For dichotomous secondary outcomes, the proportion of participants withdrawing from the study due to adverse events within 6 months will be compared between the two groups of treatment using a logistic regression with centre (random variable) as a covariate. When possible, a multivariable analysis will be performed through a Poisson regression model with a robust error variance. For continuous secondary outcomes, the 6-month estimate will be compared between the two groups of treatment with an analysis of covariance with baseline value as an additional covariate, or with Mann-Whitney test on changes, according to the variable’s distribution. Same outcomes will be studied using linear mixed models taking into account all assessments to evaluate the rate of change with shorter repeated evaluations and no need of missing imputation. Further, score changes in subscales will be evaluated in order to detect possible specific treatment-related side-effects.

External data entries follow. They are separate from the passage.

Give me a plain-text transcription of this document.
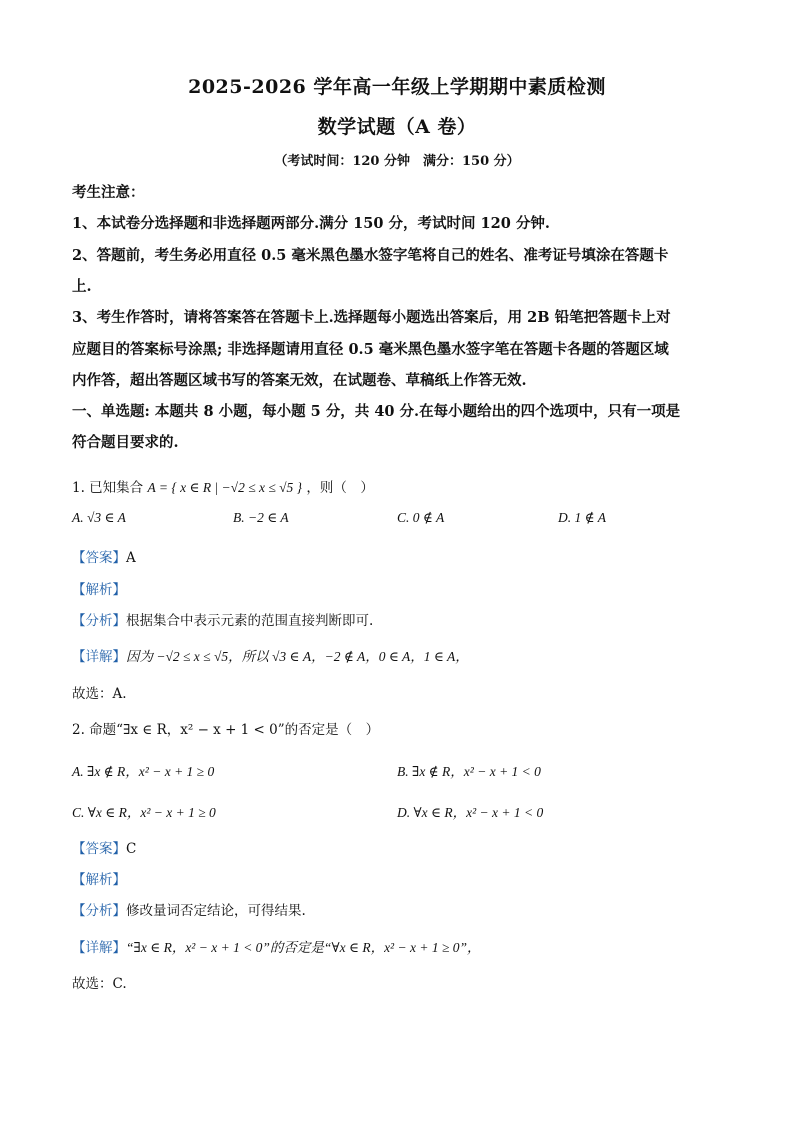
2025-2026 学年高一年级上学期期中素质检测
数学试题（A 卷）
（考试时间：120 分钟　满分：150 分）
考生注意：
1、本试卷分选择题和非选择题两部分.满分 150 分，考试时间 120 分钟.
2、答题前，考生务必用直径 0.5 毫米黑色墨水签字笔将自己的姓名、准考证号填涂在答题卡
上.
3、考生作答时，请将答案答在答题卡上.选择题每小题选出答案后，用 2B 铅笔把答题卡上对
应题目的答案标号涂黑; 非选择题请用直径 0.5 毫米黑色墨水签字笔在答题卡各题的答题区域
内作答，超出答题区域书写的答案无效，在试题卷、草稿纸上作答无效.
一、单选题: 本题共 8 小题，每小题 5 分，共 40 分.在每小题给出的四个选项中，只有一项是
符合题目要求的.
1. 已知集合 A = { x ∈ R | −√2 ≤ x ≤ √5 } ，则（　）
A. √3 ∈ A	B. −2 ∈ A	C. 0 ∉ A	D. 1 ∉ A
【答案】A
【解析】
【分析】根据集合中表示元素的范围直接判断即可.
【详解】因为 −√2 ≤ x ≤ √5，所以 √3 ∈ A，−2 ∉ A，0 ∈ A，1 ∈ A，
故选：A.
2. 命题“∃x ∈ R，x² − x + 1 < 0”的否定是（　）
A. ∃x ∉ R，x² − x + 1 ≥ 0	B. ∃x ∉ R，x² − x + 1 < 0
C. ∀x ∈ R，x² − x + 1 ≥ 0	D. ∀x ∈ R，x² − x + 1 < 0
【答案】C
【解析】
【分析】修改量词否定结论，可得结果.
【详解】“∃x ∈ R，x² − x + 1 < 0”的否定是“∀x ∈ R，x² − x + 1 ≥ 0”，
故选：C.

A Cox proportional hazard model will be used to explore time to treatment withdrawal due to adverse events (secondary analysis). The proportional hazard assumption of the effects will be tested.
Adverse events will be tabulated. Nominal value for statistical significance will be set at 0.05, two-tailed. A specific Statistical Analysis Protocol will be produced and made publicly available before the inclusion of the last participant. All analyses will be performed using STATA [46], release 15 or higher.